Playing a few local shows each week, Minneapolis four-piece Beasthead is used to surprising people with their eclectic hip-hop and rock sound.
For multi-instrumentalist Doug Deitchler, Beasthead’s name juxtaposes with their music.
“People usually think that sounds like a metal band name,” Deitchler said.
The name keeps audiences guessing at Beasthead’s shows, including the band’s opening slot for Royal Canoe at 7th Street Entry on Saturday.
All head-banging connotations aside, singer Harry Reynolds said the name comes from his endearment for a lost love.
“’Beasthead’ was a song I wrote about a girl I dated,” Reynolds said. “She would get dressed up in this big, fuzzy, Technicolor bear head. It was the break-up song I wrote about her. It was a dope song.”
The song was good enough for Deitchler, guitarist Nick Whebbe and bassist Paul Novak — who played together in various bands throughout high school and college — to invite Reynolds to sing with the band.
Reynolds met his band members while attending college with Deitchler and Whebbe at the University of Minnesota, where Reynolds and Deitchler graduated in 2012 and 2013, respectively.
“I went for two years for engineering,” Whebbe said. “I didn’t go to class very much. I played a lot of guitar.”
Despite the band’s scholarly distractions, Deitchler said going to the University helped them start strong.
“We won a Battle of the Bands at the ‘U’ when we were still there and got to open on one of the outdoor stages at Spring Jam,” Deitchler said. “It was our third show.”
Reynolds said a later show at the Weisman Art Museum’s WAM-O-Rama led to Beasthead’s first brush with rock stardom.
“I had some old dude be like, ‘Give me your autograph,’” Reynolds said.

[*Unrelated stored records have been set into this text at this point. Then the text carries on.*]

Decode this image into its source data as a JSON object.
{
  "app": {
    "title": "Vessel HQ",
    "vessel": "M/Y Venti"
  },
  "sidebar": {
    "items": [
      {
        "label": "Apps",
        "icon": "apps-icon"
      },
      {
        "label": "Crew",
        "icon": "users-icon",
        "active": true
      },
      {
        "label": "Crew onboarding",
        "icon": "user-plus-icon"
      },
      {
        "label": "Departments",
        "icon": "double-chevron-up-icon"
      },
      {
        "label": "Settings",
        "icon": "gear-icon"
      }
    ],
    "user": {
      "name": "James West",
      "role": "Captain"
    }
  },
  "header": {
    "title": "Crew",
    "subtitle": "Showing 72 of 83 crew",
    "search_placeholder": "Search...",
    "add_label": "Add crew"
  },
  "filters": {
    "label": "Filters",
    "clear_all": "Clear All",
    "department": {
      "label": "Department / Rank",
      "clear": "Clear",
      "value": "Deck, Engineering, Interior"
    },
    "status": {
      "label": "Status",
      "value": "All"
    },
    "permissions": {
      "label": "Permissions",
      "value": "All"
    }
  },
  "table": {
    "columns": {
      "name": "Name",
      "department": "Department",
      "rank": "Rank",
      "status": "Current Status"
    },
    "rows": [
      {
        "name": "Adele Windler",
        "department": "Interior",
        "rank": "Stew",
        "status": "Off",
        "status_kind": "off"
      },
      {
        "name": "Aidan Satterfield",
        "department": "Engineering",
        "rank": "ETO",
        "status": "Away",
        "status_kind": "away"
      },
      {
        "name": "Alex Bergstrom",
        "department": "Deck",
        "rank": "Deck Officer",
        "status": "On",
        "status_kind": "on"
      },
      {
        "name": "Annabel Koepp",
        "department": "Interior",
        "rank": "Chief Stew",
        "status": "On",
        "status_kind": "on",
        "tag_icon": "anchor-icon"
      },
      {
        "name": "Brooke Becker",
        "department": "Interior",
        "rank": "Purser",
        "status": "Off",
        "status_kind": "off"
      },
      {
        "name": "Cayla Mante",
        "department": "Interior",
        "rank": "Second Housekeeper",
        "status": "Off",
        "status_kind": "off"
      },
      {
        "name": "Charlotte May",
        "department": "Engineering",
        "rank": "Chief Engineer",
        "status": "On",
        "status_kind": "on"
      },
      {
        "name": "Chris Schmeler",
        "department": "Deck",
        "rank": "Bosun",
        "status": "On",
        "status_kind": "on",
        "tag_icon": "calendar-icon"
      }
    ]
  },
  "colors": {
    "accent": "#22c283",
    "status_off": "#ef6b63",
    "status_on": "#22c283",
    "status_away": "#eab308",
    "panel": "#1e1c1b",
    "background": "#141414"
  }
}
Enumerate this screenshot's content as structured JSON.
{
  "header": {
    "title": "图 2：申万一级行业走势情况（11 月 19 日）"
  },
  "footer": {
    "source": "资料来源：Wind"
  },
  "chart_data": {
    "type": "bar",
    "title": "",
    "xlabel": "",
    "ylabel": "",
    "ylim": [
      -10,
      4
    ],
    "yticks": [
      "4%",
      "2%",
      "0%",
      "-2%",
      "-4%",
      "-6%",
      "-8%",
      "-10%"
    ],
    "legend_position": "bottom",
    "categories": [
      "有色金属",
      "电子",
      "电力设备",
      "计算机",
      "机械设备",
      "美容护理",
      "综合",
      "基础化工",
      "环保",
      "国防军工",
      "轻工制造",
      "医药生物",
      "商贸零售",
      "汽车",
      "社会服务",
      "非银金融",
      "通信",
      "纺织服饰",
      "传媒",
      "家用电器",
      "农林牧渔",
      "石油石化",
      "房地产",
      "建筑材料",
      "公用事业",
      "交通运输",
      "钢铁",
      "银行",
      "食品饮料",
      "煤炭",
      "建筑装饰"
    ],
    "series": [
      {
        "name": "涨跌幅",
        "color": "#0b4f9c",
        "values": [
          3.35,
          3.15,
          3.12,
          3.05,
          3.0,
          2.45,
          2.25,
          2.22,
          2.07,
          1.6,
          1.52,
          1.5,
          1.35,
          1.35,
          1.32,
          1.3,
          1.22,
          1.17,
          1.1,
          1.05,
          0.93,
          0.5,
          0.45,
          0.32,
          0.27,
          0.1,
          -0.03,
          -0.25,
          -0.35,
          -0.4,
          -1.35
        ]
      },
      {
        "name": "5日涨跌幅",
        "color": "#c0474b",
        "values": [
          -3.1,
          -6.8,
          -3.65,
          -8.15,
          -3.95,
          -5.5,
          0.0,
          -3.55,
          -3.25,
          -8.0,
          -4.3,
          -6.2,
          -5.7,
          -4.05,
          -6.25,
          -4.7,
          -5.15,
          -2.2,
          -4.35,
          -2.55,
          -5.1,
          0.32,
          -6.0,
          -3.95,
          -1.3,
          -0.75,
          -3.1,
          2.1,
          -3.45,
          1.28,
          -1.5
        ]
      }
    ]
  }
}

Upon graduating, Deitchler spent a year distributing the band’s 2013 debut EP “Tallest Trees” to hundreds of outlets, including fans, publications and blogs.
Eventually, a compilation featuring the band made its way to the Internet overseas, Deitchler said.
“This German blog wrote about it,” Deitchler said. “Since it said ‘featuring Beasthead,’ they thought it was a rapper. So in Germany, we may be blowing up.”
As Beasthead’s success grew, each member’s array of influences — including old-school hip-hop, jazz fusion and Weezer — shaped the band’s electronic, Auto-Tuned music.
“We’ve gotten criticism for using Auto-Tune on all those songs,” Deitchler said. “We’ve been trying things we’ve never done, and they’re getting better all the time.”
For Reynolds, who introduced the Auto-Tune that’s featured heavily on Beasthead’s EP, using the voice modulator is more experimental than pop-worthy.
“I was a guitar player,” Reynolds said. “Putting effects on the instrument is something that’s natural to me, because I’ve been doing it ever since I’ve been doing music. So, to put effects on a voice, I was like, ‘Why not?’”
Whebbe said the band understood Auto-Tune’s Cher connotations might confound the local music listener with its electronic distortion.
“The criticism is, ‘I can’t hear the lyrics,’” Whebbe said.
Reynolds dismissed the idea, saying Beasthead’s jam-induced songwriting led them to improvisatory studio techniques while they recorded “Tallest Trees.”
“I made up the lyrics for all those songs every single time we sang them,” Reynolds said. “I got to the recording studio, and I had to spend a day figuring out what I was singing. Most of it was nonsensical.”
Deitchler and Novak said Beasthead’s ad lib writing process kept the band growing.
“We’ve been doing this in different ways for so long that it’s natural,” Deitchler said. “Like, some people get into a habit where they exercise every day. We’re in such a habit where we play a show once a week.”
Novak took the analogy further.
“We’re musically ripped,” he joked.
“That’s why I don’t work out,” Reynolds laughed.